La battaglia sulla libera circolazione del grano ucraino in Europa ha già mietuto una vittima: l’europeismo polacco. Il primo ministro Mateusz Morawiecki ha infatti annunciato lo stop all’invio di armi a Kyjiv: la motivazione ufficiale è la necessità nazionale di concentrarsi sull’ammodernamento delle proprie dotazioni militari, ma è facile scorgere dietro questa mossa una ritorsione politica verso la Commissione Europea.
L’invasione dell’Ucraina, infatti, aveva indotto Varsavia a un atteggiamento dialogante con Bruxelles e i partner europei in funzione pro-Kyjiv, a causa del timore e dell’odio atavico che da sempre la Polonia nutre verso la Russia, prodotto di secoli di conflitti con un vicino ingombrante.
Per un anno e mezzo, la postura polacca in Europa sembrava cambiata radicalmente: Varsavia è divenuta uno dei Paesi membri più insistenti nel chiedere posizioni comuni in politica estera, cercando di incalzare i più scettici, sia a livello europeo che nella Nato.
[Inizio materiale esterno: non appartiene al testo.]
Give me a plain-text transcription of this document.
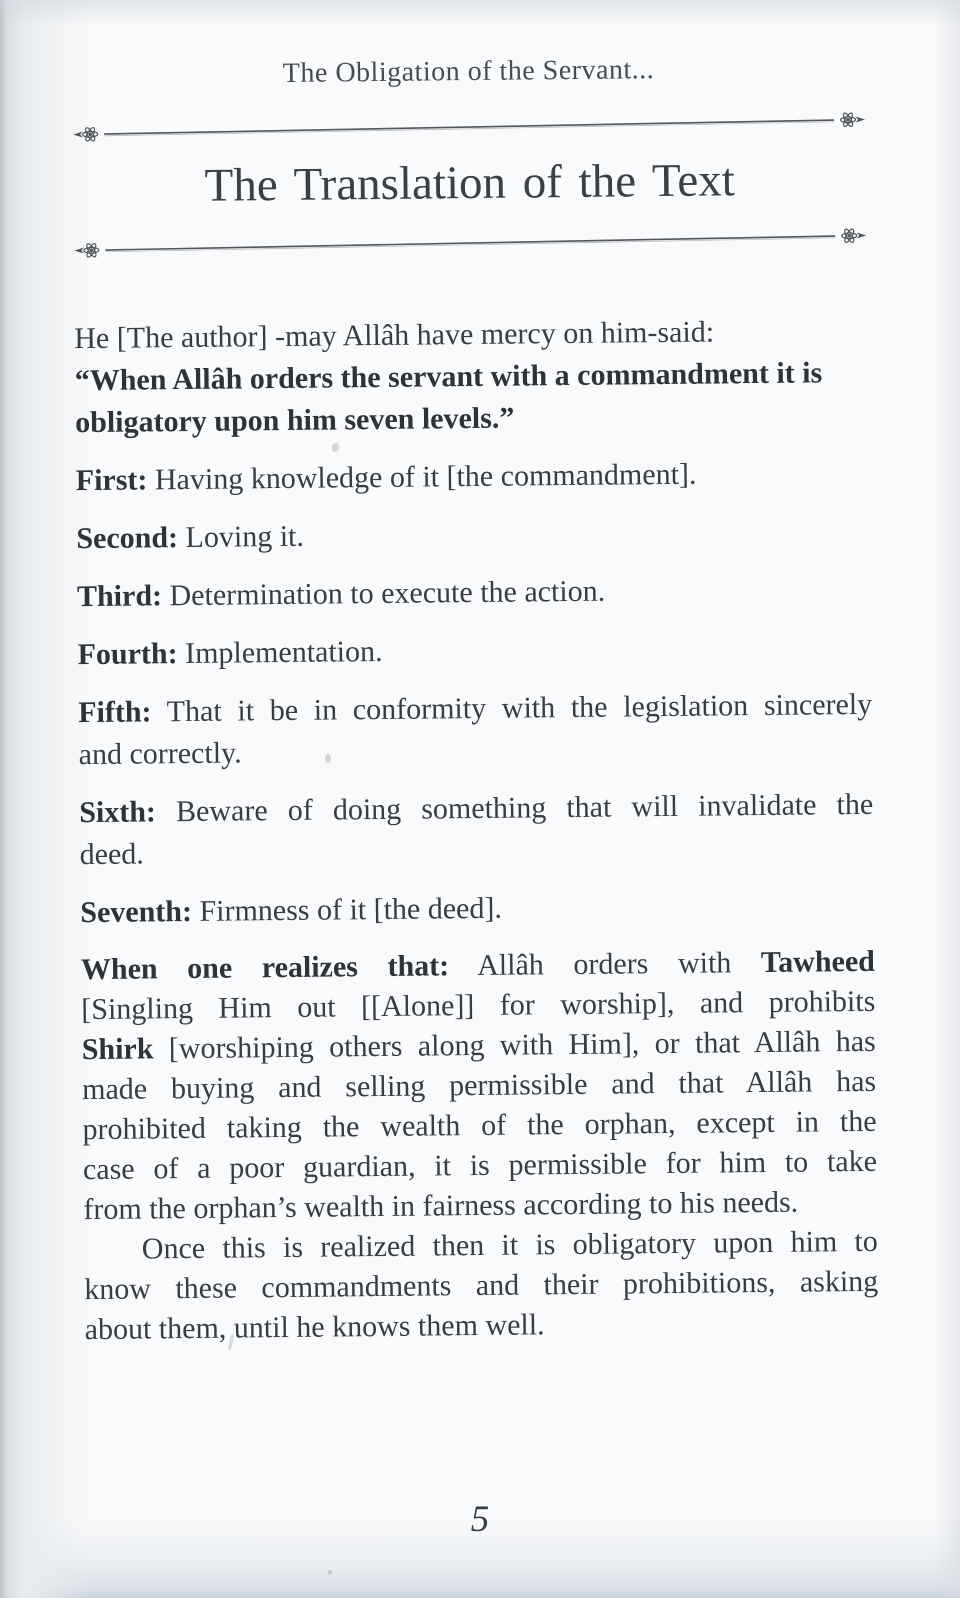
The Obligation of the Servant...

The Translation of the Text

He [The author] -may Allâh have mercy on him-said:

“When Allâh orders the servant with a commandment it is
obligatory upon him seven levels.”

First: Having knowledge of it [the commandment].

Second: Loving it.

Third: Determination to execute the action.

Fourth: Implementation.

Fifth: That it be in conformity with the legislation sincerely
and correctly.

Sixth: Beware of doing something that will invalidate the
deed.

Seventh: Firmness of it [the deed].

When one realizes that: Allâh orders with Tawheed
[Singling Him out [[Alone]] for worship], and prohibits
Shirk [worshiping others along with Him], or that Allâh has
made buying and selling permissible and that Allâh has
prohibited taking the wealth of the orphan, except in the
case of a poor guardian, it is permissible for him to take
from the orphan’s wealth in fairness according to his needs.

Once this is realized then it is obligatory upon him to
know these commandments and their prohibitions, asking
about them, until he knows them well.

5
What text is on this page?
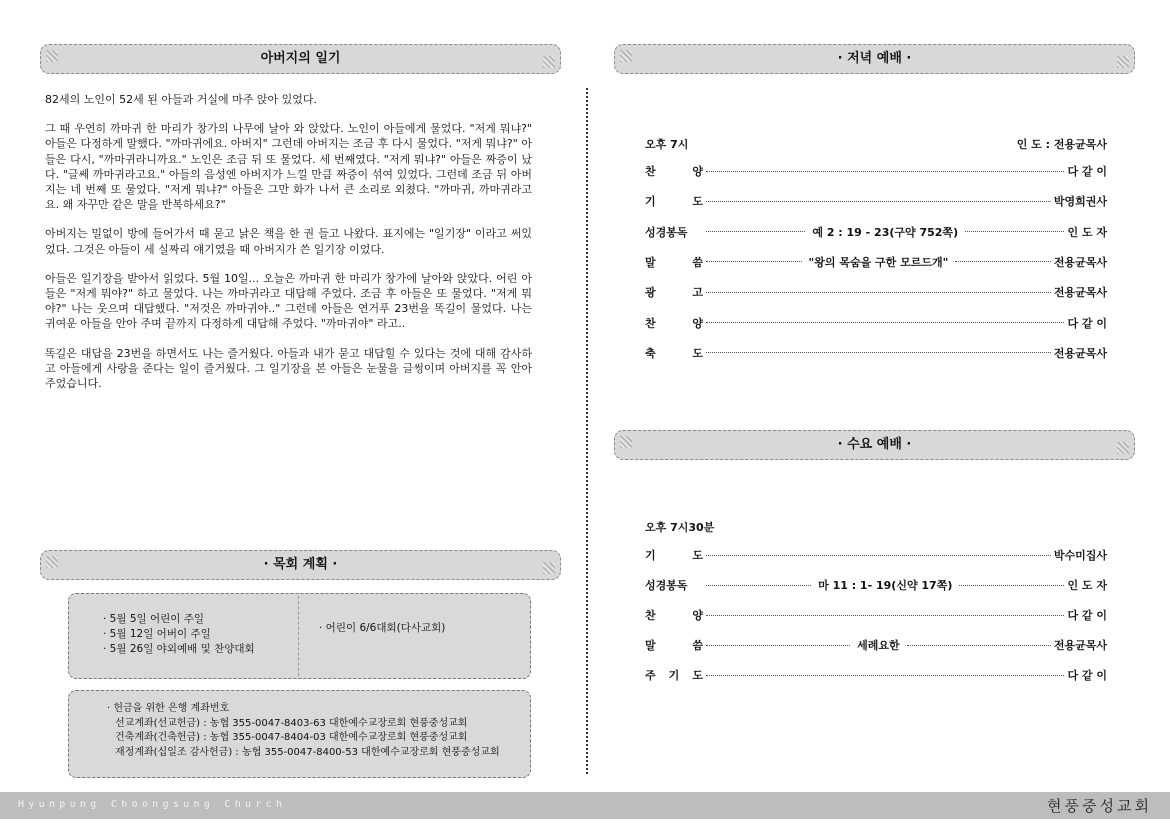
아버지의 일기

82세의 노인이 52세 된 아들과 거실에 마주 앉아 있었다.

그 때 우연히 까마귀 한 마리가 창가의 나무에 날아 와 앉았다. 노인이 아들에게 물었다. "저게 뭐냐?" 아들은 다정하게 말했다. "까마귀에요. 아버지" 그런데 아버지는 조금 후 다시 물었다. "저게 뭐냐?" 아들은 다시, "까마귀라니까요." 노인은 조금 뒤 또 물었다. 세 번째였다. "저게 뭐냐?" 아들은 짜증이 났다. "글쎄 까마귀라고요." 아들의 음성엔 아버지가 느낄 만큼 짜증이 섞여 있었다. 그런데 조금 뒤 아버지는 네 번째 또 물었다. "저게 뭐냐?" 아들은 그만 화가 나서 큰 소리로 외쳤다. "까마귀, 까마귀라고요. 왜 자꾸만 같은 말을 반복하세요?"

아버지는 밀없이 방에 들어가서 때 묻고 낡은 책을 한 권 들고 나왔다. 표지에는 "일기장" 이라고 써있었다. 그것은 아들이 세 실짜리 얘기였을 때 아버지가 쓴 일기장 이었다.

아들은 일기장을 받아서 읽었다. 5월 10일... 오늘은 까마귀 한 마리가 창가에 날아와 앉았다. 어린 아들은 "저게 뭐야?" 하고 물었다. 나는 까마귀라고 대답해 주었다. 조금 후 아들은 또 물었다. "저게 뭐야?" 나는 웃으며 대답했다. "저것은 까마귀야.." 그런데 아들은 연거푸 23번을 똑길이 물었다. 나는 귀여운 아들을 안아 주며 끝까지 다정하게 대답해 주었다. "까마귀야" 라고..

똑길은 대답을 23번을 하면서도 나는 즐거웠다. 아들과 내가 묻고 대답힐 수 있다는 것에 대해 감사하고 아들에게 사랑을 준다는 일이 즐거웠다. 그 일기장을 본 아들은 눈물을 글썽이며 아버지를 꼭 안아 주었습니다.

· 목회 계획 ·
· 5월 5일 어린이 주일
· 5월 12일 어버이 주일
· 5월 26일 야외예배 및 찬양대회
· 어린이 6/6대회(다사교회)
· 헌금을 위한 은행 계좌번호
선교계좌(선교헌금) : 농협 355-0047-8403-63 대한예수교장로회 현풍중성교회
건축계좌(건축헌금) : 농협 355-0047-8404-03 대한예수교장로회 현풍중성교회
재정계좌(십일조 감사헌금) : 농협 355-0047-8400-53 대한예수교장로회 현풍중성교회
· 저녁 예배 ·
오후 7시	인 도 : 전용균목사
찬	양	다 같 이
기	도	박영희권사
성경봉독	예 2 : 19 - 23(구약 752쪽)	인 도 자
말	씀	"왕의 목숨을 구한 모르드개"	전용균목사
광	고	전용균목사
찬	양	다 같 이
축	도	전용균목사
· 수요 예배 ·
오후 7시30분
기	도	박수미집사
성경봉독	마 11 : 1- 19(신약 17쪽)	인 도 자
찬	양	다 같 이
말	씀	세례요한	전용균목사
주 기 도	다 같 이
Hyunpung Choongsung Church	현풍중성교회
Un cambiamento non da poco, per un Paese storicamente restio a dare più poteri centrali all’Unione Europea, che osteggia apertamente gli obiettivi ambientali e che non brilla sui diritti civili e politici. Da tempo, ad esempio, il governo polacco affronta una serie di procedure di infrazione a causa della riduzione dell’indipendenza della magistratura, oltre che per il mancato riconoscimento del diritto all’aborto e dei diritti della comunità omosessuale.
Nelle scorse settimane, però, l’afflusso di grano ucraino nel mercato unico europeo, rappresentando un rischio per l’agricoltura polacca a causa dei costi minori, ha risvegliato vecchie abitudini. Il governo, dunque, si è messo alla testa di un gruppo di cinque Paesi coordinando un blocco al grano di Kyjiv da parte di questi cinque Stati membri. Mossa che viola le regole del mercato unico europeo: la Commissione Europea, infatti, aveva autorizzato l’arrivo nell’Unione europea del grano, e ha ribadito recentemente la sua linea dichiarando illegittimo il blocco. La stessa Ucraina, inoltre, aveva denunciato la cosa presso l’Organizzazione Mondiale del Commercio.
La risposta polacca, dunque, è stata la sospensione degli aiuti militari verso Kyjiv. Una mossa tanto spietata quanto chiara nel suo messaggio, e che rivela il bluff polacco: l’attitudine dell’ultimo anno e mezzo, più che da sincera partecipazione ai valori europei e alla difesa delle democrazie (persino quando extra-UE) nasce prettamente dal bisogno nazionale (reale o presunto) di mobilitare risorse contro Mosca, portando su questa linea quanti più Stati membri possibili.
La scelta di Varsavia si spiega soprattutto con la necessità, per il partito di governo PiS, di vincere le elezioni nazionali di metà ottobre: assecondare le richieste degli agricoltori, una delle categorie di riferimento del partito e in grado di mobilitare molti voti nella società polacca, può essere determinante in ottica elettorale. Ma per la Polonia si tratta anche di una mossa negoziale: mostrarsi disposti a sacrificare Kyjiv è funzionale a tenere sotto ricatto la Commissione Europea su altri temi, su cui il governo polacco ragiona seguendo esclusivamente l’interesse a breve termine della maggioranza.
È possibile, tuttavia, che la cosa si ritorca contro Varsavia. Il ritiro del sostegno militare può indispettire diversi alleati all’interno della Nato (Stati Uniti in primis), e persino nel partito europeo dei Conservatori e Riformisti, dove il PiS polacco siede con Fratelli d’Italia. Se Meloni è attestata su una linea di chiaro sostegno all’Ucraina, infatti, la mossa di Morawiecki potrebbe far discutere gli alleati. Inoltre, se, come è probabile, la mossa non dovesse servire a strappare concessioni sul grano, il governo non potrebbe esibire nessuna vittoria utile di fronte alle sue categorie sociali di riferimento.
È possibile, dunque, che la Polonia si ritrovi più isolata, e per giunta senza più poter ricoprire il ruolo di interprete della difesa di Kyjiv e delle preoccupazioni dei Paesi dell’est nei confronti dell’espansionismo russo.
Se a seguito dell’invasione russa, Varsavia si era improvvisata ardente sostenitrice della democrazia, la battaglia europea del grano le ha fatto gettare la maschera: e da capofila del sostegno a Kyjiv potrebbe, mestamente, tornare all’antico spirito di avversario interno all’Unione europea, più interessata a strappare concessioni e risorse che a difendere l’Europa.